Her current “Bangerz Tour,” which supports last year’s chart-topping album of the same name, is all about embracing her new role as pop culture’s premier wild child. It completely slams the door on her kiddie-pop past – the career-making stint on the Disney Channel‘s Hannah Montana – and attempts to position her in the same league with Katy Perry, Lady Gaga, Bruno Mars and other titans of the pop music world.

The big-budget tour mirrors its star. It’s full-on razzle-dazzle, pulsating with equal amounts of energy, ambition, personality and mediocre music. It’s also curiously complicated, with an air of desperation and a sense of compensation hovering over nearly every move.

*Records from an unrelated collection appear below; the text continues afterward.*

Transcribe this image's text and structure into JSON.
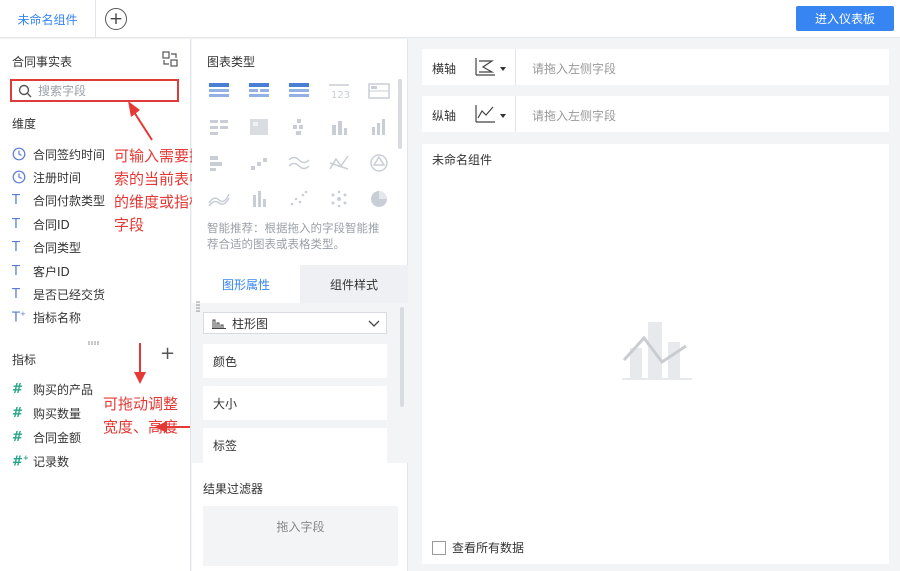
{
  "topbar": {
    "active_tab": "未命名组件",
    "enter_dashboard": "进入仪表板"
  },
  "left": {
    "title": "合同事实表",
    "search_placeholder": "搜索字段",
    "dimension_title": "维度",
    "dimensions": [
      {
        "label": "合同签约时间",
        "icon": "clock-icon"
      },
      {
        "label": "注册时间",
        "icon": "clock-icon"
      },
      {
        "label": "合同付款类型",
        "icon": "text-type-icon"
      },
      {
        "label": "合同ID",
        "icon": "text-type-icon"
      },
      {
        "label": "合同类型",
        "icon": "text-type-icon"
      },
      {
        "label": "客户ID",
        "icon": "text-type-icon"
      },
      {
        "label": "是否已经交货",
        "icon": "text-type-icon"
      },
      {
        "label": "指标名称",
        "icon": "text-calc-icon"
      }
    ],
    "measure_title": "指标",
    "measures": [
      {
        "label": "购买的产品",
        "icon": "hash-icon"
      },
      {
        "label": "购买数量",
        "icon": "hash-icon"
      },
      {
        "label": "合同金额",
        "icon": "hash-icon"
      },
      {
        "label": "记录数",
        "icon": "hash-calc-icon"
      }
    ]
  },
  "annotations": {
    "search_note": "可输入需要搜索的当前表中的维度或指标字段",
    "resize_note": "可拖动调整宽度、高度"
  },
  "middle": {
    "chart_type_title": "图表类型",
    "smart_tip": "智能推荐：根据拖入的字段智能推荐合适的图表或表格类型。",
    "tab_props": "图形属性",
    "tab_style": "组件样式",
    "chart_select": "柱形图",
    "props": [
      "颜色",
      "大小",
      "标签"
    ],
    "filter_title": "结果过滤器",
    "filter_drop": "拖入字段"
  },
  "right": {
    "x_axis_label": "横轴",
    "y_axis_label": "纵轴",
    "drop_hint": "请拖入左侧字段",
    "canvas_title": "未命名组件",
    "view_all": "查看所有数据"
  },
  "colors": {
    "accent": "#3685f2",
    "annotation": "#e53935",
    "chart_icon_active": "#4a7fd6",
    "chart_icon_muted": "#c9ced6"
  }
}
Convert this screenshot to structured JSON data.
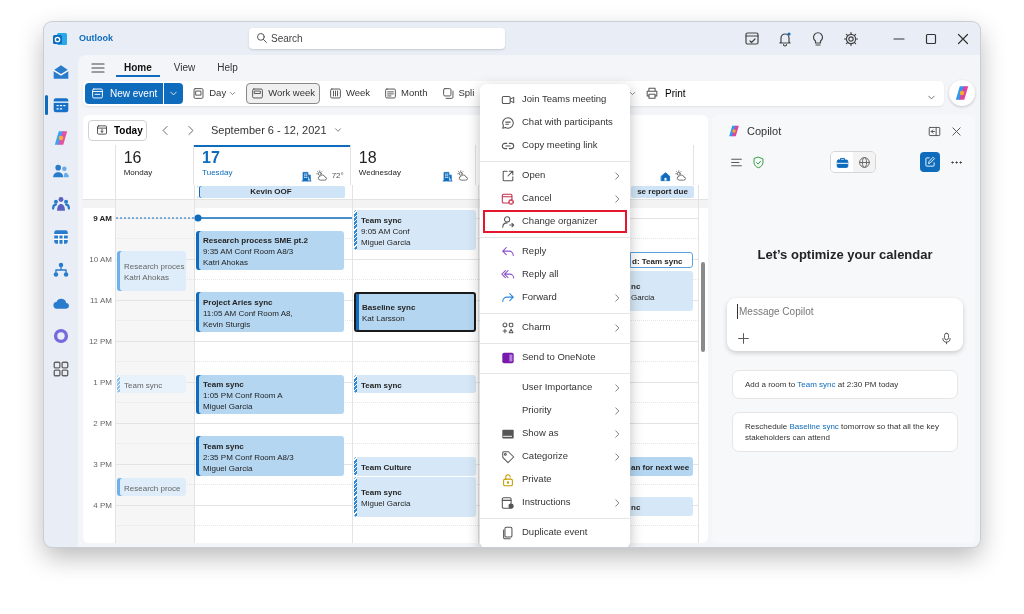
{
  "window": {
    "title": "Outlook"
  },
  "search": {
    "placeholder": "Search"
  },
  "rail": [
    {
      "selected": false
    },
    {
      "selected": true
    },
    {
      "selected": false
    },
    {
      "selected": false
    },
    {
      "selected": false
    },
    {
      "selected": false
    },
    {
      "selected": false
    },
    {
      "selected": false
    },
    {
      "selected": false
    },
    {
      "selected": false
    }
  ],
  "ribbon_tabs": [
    {
      "label": "Home",
      "selected": true
    },
    {
      "label": "View",
      "selected": false
    },
    {
      "label": "Help",
      "selected": false
    }
  ],
  "new_event": {
    "label": "New event"
  },
  "view_buttons": [
    {
      "label": "Day",
      "selected": false,
      "dropdown": true
    },
    {
      "label": "Work week",
      "selected": true,
      "dropdown": false
    },
    {
      "label": "Week",
      "selected": false,
      "dropdown": false
    },
    {
      "label": "Month",
      "selected": false,
      "dropdown": false
    },
    {
      "label": "Spli",
      "selected": false,
      "dropdown": false
    }
  ],
  "print": {
    "label": "Print"
  },
  "date_nav": {
    "today": "Today",
    "range": "September 6 - 12, 2021"
  },
  "time_labels": [
    {
      "label": "9 AM",
      "current": true
    },
    {
      "label": "10 AM",
      "current": false
    },
    {
      "label": "11 AM",
      "current": false
    },
    {
      "label": "12 PM",
      "current": false
    },
    {
      "label": "1 PM",
      "current": false
    },
    {
      "label": "2 PM",
      "current": false
    },
    {
      "label": "3 PM",
      "current": false
    },
    {
      "label": "4 PM",
      "current": false
    }
  ],
  "days": [
    {
      "number": "16",
      "weekday": "Monday",
      "today": false,
      "past": true,
      "events": [
        {
          "kind": "busy",
          "selected": false,
          "lines": [
            "Research proces",
            "Katri Ahokas"
          ]
        },
        {
          "kind": "tentative",
          "selected": false,
          "lines": [
            "Team sync"
          ]
        },
        {
          "kind": "busy",
          "selected": false,
          "lines": [
            "Research proce"
          ]
        }
      ]
    },
    {
      "number": "17",
      "weekday": "Tuesday",
      "today": true,
      "past": false,
      "remote": false,
      "temperature": "72°",
      "all_day": [
        {
          "kind": "oof",
          "title": "Kevin OOF"
        }
      ],
      "events": [
        {
          "kind": "busy",
          "selected": false,
          "lines": [
            "Research process SME pt.2",
            "9:35 AM Conf Room A8/3",
            "Katri Ahokas"
          ]
        },
        {
          "kind": "busy",
          "selected": false,
          "lines": [
            "Project Aries sync",
            "11:05 AM  Conf Room A8,",
            "Kevin Sturgis"
          ]
        },
        {
          "kind": "busy",
          "selected": false,
          "lines": [
            "Team sync",
            "1:05 PM Conf Room A",
            "Miguel Garcia"
          ]
        },
        {
          "kind": "busy",
          "selected": false,
          "lines": [
            "Team sync",
            "2:35 PM Conf Room A8/3",
            "Miguel Garcia"
          ]
        }
      ]
    },
    {
      "number": "18",
      "weekday": "Wednesday",
      "today": false,
      "past": false,
      "remote": false,
      "events": [
        {
          "kind": "tentative",
          "selected": false,
          "lines": [
            "Team sync",
            "9:05 AM Conf",
            "Miguel Garcia"
          ]
        },
        {
          "kind": "busy",
          "selected": true,
          "lines": [
            "Baseline sync",
            "Kat Larsson"
          ]
        },
        {
          "kind": "tentative",
          "selected": false,
          "lines": [
            "Team sync"
          ]
        },
        {
          "kind": "tentative",
          "selected": false,
          "lines": [
            "Team Culture"
          ]
        },
        {
          "kind": "tentative",
          "selected": false,
          "lines": [
            "Team sync",
            "Miguel Garcia"
          ]
        }
      ]
    },
    {
      "today": false,
      "past": false,
      "remote": true,
      "all_day": [
        {
          "kind": "busy",
          "title": "se report due"
        }
      ],
      "events": [
        {
          "kind": "draft",
          "selected": false,
          "lines": [
            "d: Team sync"
          ]
        },
        {
          "kind": "tentative",
          "selected": false,
          "lines": [
            "nc",
            "Garcia"
          ]
        },
        {
          "kind": "busy",
          "selected": false,
          "lines": [
            "an for next wee"
          ]
        },
        {
          "kind": "tentative",
          "selected": false,
          "lines": [
            "nc"
          ]
        }
      ]
    }
  ],
  "context_menu": {
    "items": [
      {
        "label": "Join Teams meeting",
        "submenu": false,
        "divider_before": false,
        "highlighted": false
      },
      {
        "label": "Chat with participants",
        "submenu": false,
        "divider_before": false,
        "highlighted": false
      },
      {
        "label": "Copy meeting link",
        "submenu": false,
        "divider_before": false,
        "highlighted": false
      },
      {
        "label": "Open",
        "submenu": true,
        "divider_before": true,
        "highlighted": false
      },
      {
        "label": "Cancel",
        "submenu": true,
        "divider_before": false,
        "highlighted": false
      },
      {
        "label": "Change organizer",
        "submenu": false,
        "divider_before": false,
        "highlighted": true
      },
      {
        "label": "Reply",
        "submenu": false,
        "divider_before": true,
        "highlighted": false
      },
      {
        "label": "Reply all",
        "submenu": false,
        "divider_before": false,
        "highlighted": false
      },
      {
        "label": "Forward",
        "submenu": true,
        "divider_before": false,
        "highlighted": false
      },
      {
        "label": "Charm",
        "submenu": true,
        "divider_before": true,
        "highlighted": false
      },
      {
        "label": "Send to OneNote",
        "submenu": false,
        "divider_before": true,
        "highlighted": false
      },
      {
        "label": "User Importance",
        "submenu": true,
        "divider_before": true,
        "highlighted": false
      },
      {
        "label": "Priority",
        "submenu": true,
        "divider_before": false,
        "highlighted": false
      },
      {
        "label": "Show as",
        "submenu": true,
        "divider_before": false,
        "highlighted": false
      },
      {
        "label": "Categorize",
        "submenu": true,
        "divider_before": false,
        "highlighted": false
      },
      {
        "label": "Private",
        "submenu": false,
        "divider_before": false,
        "highlighted": false
      },
      {
        "label": "Instructions",
        "submenu": true,
        "divider_before": false,
        "highlighted": false
      },
      {
        "label": "Duplicate event",
        "submenu": false,
        "divider_before": true,
        "highlighted": false
      }
    ]
  },
  "copilot": {
    "title": "Copilot",
    "mode_toggle": [
      {
        "selected": true
      },
      {
        "selected": false
      }
    ],
    "heading": "Let’s optimize your calendar",
    "input": {
      "placeholder": "Message Copilot"
    },
    "suggestions": [
      {
        "parts": [
          {
            "text": "Add a room to ",
            "link": false
          },
          {
            "text": "Team sync",
            "link": true
          },
          {
            "text": " at 2:30 PM today",
            "link": false
          }
        ]
      },
      {
        "parts": [
          {
            "text": "Reschedule ",
            "link": false
          },
          {
            "text": "Baseline sync",
            "link": true
          },
          {
            "text": " tomorrow so that all the key stakeholders can attend",
            "link": false
          }
        ]
      }
    ]
  }
}
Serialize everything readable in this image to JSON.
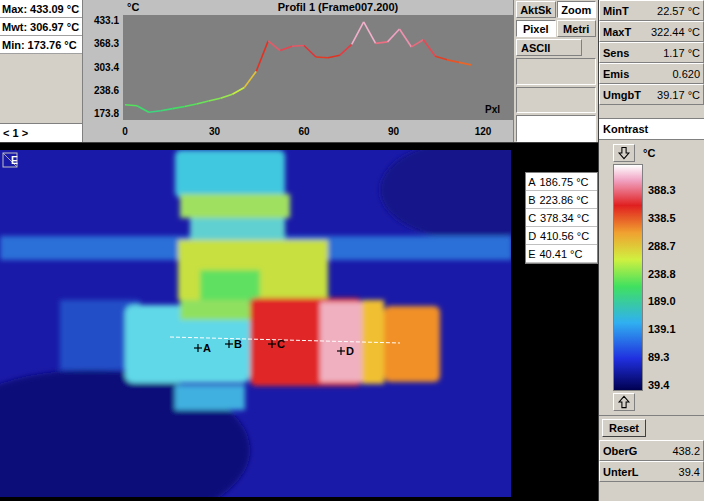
{
  "readout": [
    {
      "label": "Max:",
      "value": "433.09 °C"
    },
    {
      "label": "Mwt:",
      "value": "306.97 °C"
    },
    {
      "label": "Min:",
      "value": "173.76 °C"
    }
  ],
  "frame_nav": "< 1 >",
  "profile_chart": {
    "title": "Profil 1 (Frame007.200)",
    "unit": "°C",
    "x_label": "Pxl",
    "y_ticks": [
      "433.1",
      "368.3",
      "303.4",
      "238.6",
      "173.8"
    ],
    "x_ticks": [
      "0",
      "30",
      "60",
      "90",
      "120"
    ],
    "x_step": 4,
    "series": [
      {
        "name": "Profil 1",
        "values": [
          197,
          194,
          176,
          180,
          186,
          192,
          199,
          207,
          215,
          226,
          245,
          290,
          375,
          348,
          360,
          362,
          330,
          328,
          335,
          365,
          428,
          368,
          372,
          408,
          358,
          378,
          332,
          322,
          315,
          308
        ]
      }
    ]
  },
  "tool_buttons": [
    {
      "label": "AktSk",
      "selected": false,
      "kind": "toggle"
    },
    {
      "label": "Zoom",
      "selected": true,
      "kind": "toggle"
    },
    {
      "label": "Pixel",
      "selected": true,
      "kind": "toggle"
    },
    {
      "label": "Metri",
      "selected": false,
      "kind": "toggle"
    },
    {
      "label": "ASCII",
      "selected": false,
      "kind": "command"
    }
  ],
  "stats": [
    {
      "label": "MinT",
      "value": "22.57 °C"
    },
    {
      "label": "MaxT",
      "value": "322.44 °C"
    },
    {
      "label": "Sens",
      "value": "1.17 °C"
    },
    {
      "label": "Emis",
      "value": "0.620"
    },
    {
      "label": "UmgbT",
      "value": "39.17 °C"
    }
  ],
  "contrast": {
    "title": "Kontrast",
    "unit": "°C",
    "ticks": [
      "388.3",
      "338.5",
      "288.7",
      "238.8",
      "189.0",
      "139.1",
      "89.3",
      "39.4"
    ]
  },
  "reset_button": "Reset",
  "limits": [
    {
      "label": "OberG",
      "value": "438.2"
    },
    {
      "label": "UnterL",
      "value": "39.4"
    }
  ],
  "measurements": [
    {
      "label": "A",
      "value": "186.75 °C",
      "kind": "point"
    },
    {
      "label": "B",
      "value": "223.86 °C",
      "kind": "point"
    },
    {
      "label": "C",
      "value": "378.34 °C",
      "kind": "point"
    },
    {
      "label": "D",
      "value": "410.56 °C",
      "kind": "point"
    },
    {
      "label": "E",
      "value": "40.41 °C",
      "kind": "corner"
    }
  ]
}
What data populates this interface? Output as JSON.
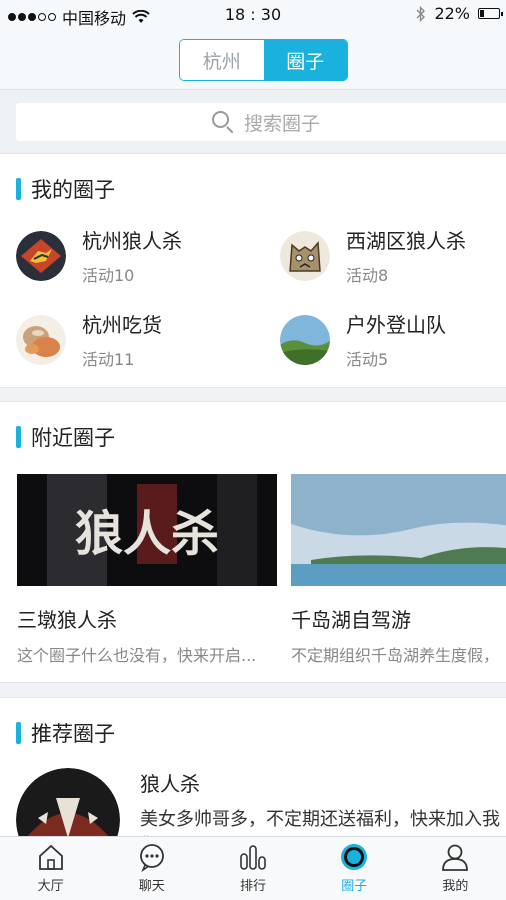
{
  "status": {
    "carrier": "中国移动",
    "time": "18 : 30",
    "battery": "22%",
    "battery_level": 0.22,
    "signal_bars": 3
  },
  "header": {
    "tabs": [
      {
        "label": "杭州",
        "active": false
      },
      {
        "label": "圈子",
        "active": true
      }
    ]
  },
  "search": {
    "placeholder": "搜索圈子"
  },
  "my_circles": {
    "title": "我的圈子",
    "items": [
      {
        "name": "杭州狼人杀",
        "sub": "活动10",
        "icon": "werewolf-logo-avatar"
      },
      {
        "name": "西湖区狼人杀",
        "sub": "活动8",
        "icon": "wolf-cartoon-avatar"
      },
      {
        "name": "杭州吃货",
        "sub": "活动11",
        "icon": "food-avatar"
      },
      {
        "name": "户外登山队",
        "sub": "活动5",
        "icon": "mountain-avatar"
      }
    ]
  },
  "nearby": {
    "title": "附近圈子",
    "items": [
      {
        "name": "三墩狼人杀",
        "desc": "这个圈子什么也没有，快来开启...",
        "image_text": "狼人杀"
      },
      {
        "name": "千岛湖自驾游",
        "desc": "不定期组织千岛湖养生度假，"
      }
    ]
  },
  "recommend": {
    "title": "推荐圈子",
    "items": [
      {
        "name": "狼人杀",
        "desc": "美女多帅哥多，不定期还送福利，快来加入我们吧"
      }
    ]
  },
  "tabbar": [
    {
      "label": "大厅",
      "icon": "home-icon",
      "active": false
    },
    {
      "label": "聊天",
      "icon": "chat-icon",
      "active": false
    },
    {
      "label": "排行",
      "icon": "ranking-icon",
      "active": false
    },
    {
      "label": "圈子",
      "icon": "circle-icon",
      "active": true
    },
    {
      "label": "我的",
      "icon": "profile-icon",
      "active": false
    }
  ],
  "colors": {
    "accent": "#1ab2dc"
  }
}
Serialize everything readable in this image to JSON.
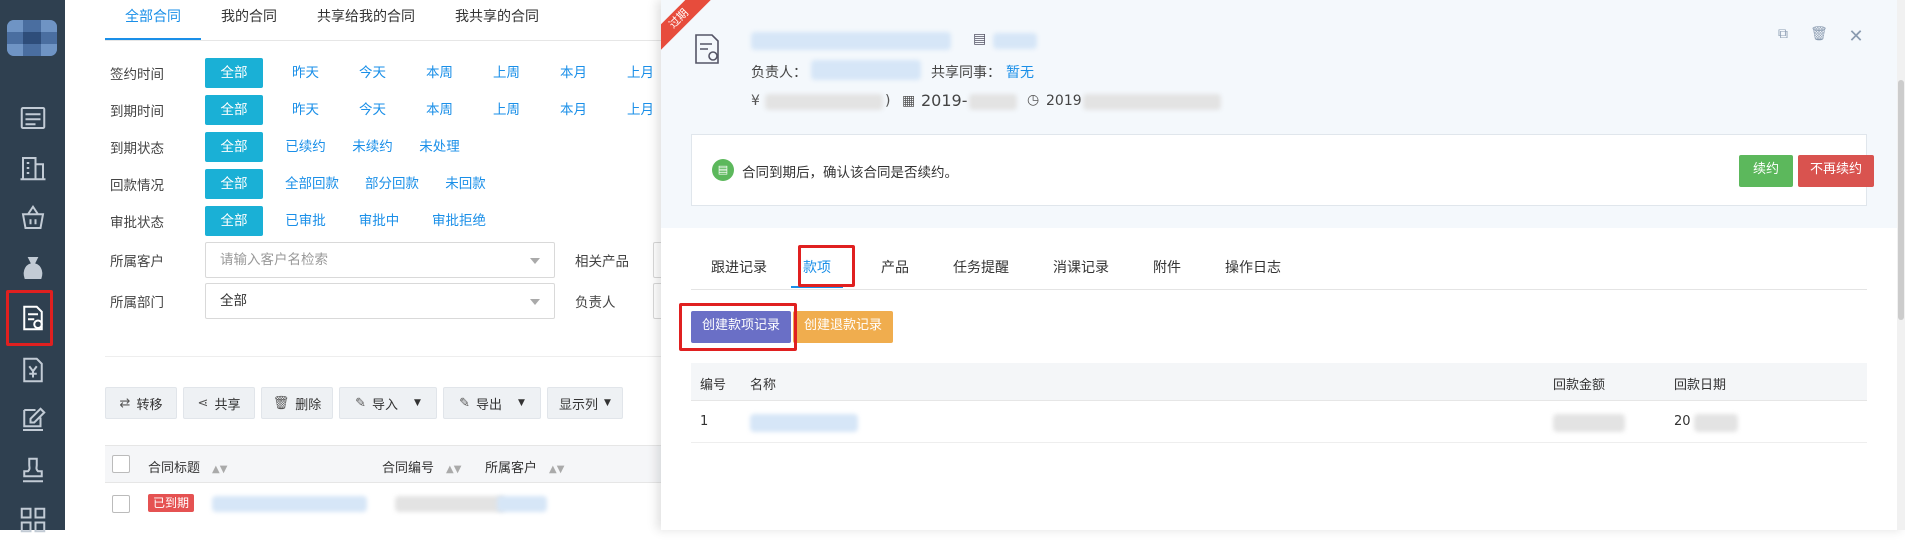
{
  "sidebar": {
    "items": [
      {
        "icon": "list-icon"
      },
      {
        "icon": "building-icon"
      },
      {
        "icon": "basket-icon"
      },
      {
        "icon": "money-bag-icon"
      },
      {
        "icon": "contract-icon",
        "active": true
      },
      {
        "icon": "finance-icon"
      },
      {
        "icon": "edit-icon"
      },
      {
        "icon": "stamp-icon"
      },
      {
        "icon": "apps-icon"
      }
    ]
  },
  "main": {
    "tabs": [
      "全部合同",
      "我的合同",
      "共享给我的合同",
      "我共享的合同"
    ],
    "active_tab": "全部合同",
    "filters": [
      {
        "label": "签约时间",
        "options": [
          "全部",
          "昨天",
          "今天",
          "本周",
          "上周",
          "本月",
          "上月"
        ]
      },
      {
        "label": "到期时间",
        "options": [
          "全部",
          "昨天",
          "今天",
          "本周",
          "上周",
          "本月",
          "上月"
        ]
      },
      {
        "label": "到期状态",
        "options": [
          "全部",
          "已续约",
          "未续约",
          "未处理"
        ]
      },
      {
        "label": "回款情况",
        "options": [
          "全部",
          "全部回款",
          "部分回款",
          "未回款"
        ]
      },
      {
        "label": "审批状态",
        "options": [
          "全部",
          "已审批",
          "审批中",
          "审批拒绝"
        ]
      }
    ],
    "customer_label": "所属客户",
    "customer_placeholder": "请输入客户名检索",
    "product_label": "相关产品",
    "department_label": "所属部门",
    "department_value": "全部",
    "owner_label": "负责人",
    "toolbar": {
      "transfer": "转移",
      "share": "共享",
      "delete": "删除",
      "import": "导入",
      "export": "导出",
      "display": "显示列"
    },
    "table": {
      "headers": [
        "合同标题",
        "合同编号",
        "所属客户"
      ],
      "row_badge": "已到期"
    }
  },
  "panel": {
    "ribbon": "过期",
    "owner_label": "负责人：",
    "colleague_label": "共享同事：",
    "colleague_value": "暂无",
    "amount_prefix": "¥",
    "amount_suffix": ")",
    "start_date_prefix": "2019-",
    "end_date_prefix": "2019",
    "alert_text": "合同到期后，确认该合同是否续约。",
    "renew_button": "续约",
    "no_renew_button": "不再续约",
    "tabs": [
      "跟进记录",
      "款项",
      "产品",
      "任务提醒",
      "消课记录",
      "附件",
      "操作日志"
    ],
    "active_tab": "款项",
    "create_payment_button": "创建款项记录",
    "create_refund_button": "创建退款记录",
    "table": {
      "headers": [
        "编号",
        "名称",
        "回款金额",
        "回款日期"
      ],
      "rows": [
        {
          "no": "1",
          "date_prefix": "20"
        }
      ]
    },
    "colors": {
      "renew": "#5cb85c",
      "no_renew": "#d9534f",
      "primary_action": "#6a6fc6",
      "refund": "#f0ad4e"
    }
  }
}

Recently, in Oakland, the show offered up two fairly strong opening acts. The first was promising indie-rocker Sky Ferreira, who was also referenced by this crowd as “I have no idea who this person is.” Icona Pop was up next, and did a better job connecting with the audience. Yes, the duo really only has one song that we wanted to hear – and it’s one that we’ve all heard dozens of times before.

I don’t care. I love it.

Once the table had been set, it was time for the main course. The house lights dimmed and a huge headshot of Cyrus appeared, floating about on a video screen in back of the stage. Her eyes circled round and round, then her mouth opened, revealing a long tongue, which stretched to the floor. Out came Cyrus, sliding down the tongue and onto the stage. She raced toward the crowd, dropping an F-bomb in her first sentence, and we were off and running.

The 21-year-old star hit us first with SMS (Bangerz) and then quickly followed with another new album track, 4×4, while chaos reigned supreme onstage. The music was completely overshadowed by the swirling visuals – which, given the quality of the tunes, wasn’t necessarily a bad thing. It was like a circus had set up shop at a lingerie store on the Fourth of July.

Cyrus wore some absurd outfits, such as a marijuana-themed green bodysuit and matching leaf medallion, most of which left very little to the imagination. The wardrobe was definitely risqué, perhaps even raunchy, underscoring the concerns that many parents reportedly had about their young ones seeing this show.

Ironically, this was not a sexy show – at least not in the same sense that one routinely gets from the likes of Rihanna, Beyonce and Shakira. Yet, Cyrus isn’t Rihanna, Beyonce or Shakira. She shoots for crude, and often hits the mark, but anything beyond that just feels fake and forced.

The best part of the night was when Cyrus and her band moved to a small stage erected at the back of the arena floor for a five-song acoustic set, which featured covers of Dolly Parton‘s Jolene, the Flaming LipsYoshimi Battles the Pink Robots, Pt. 1, Fleetwood Mac‘s Landslide and OutKast‘s Hey Ya!

Yet, that brief interlude – the rare moment when the music actually seemed to matter – was soon followed by more ridiculous high jinks. Cyrus returned to the main stage to boogie with a purple shark, a magenta monkey and other furry creatures, later high-stepping it with Abe Lincoln, Mount Rushmore and other American icons.

The main set ended as Cyrus flew off into the night, riding on a giant hot dog.

No, I didn’t make that last line up. But I wish I had.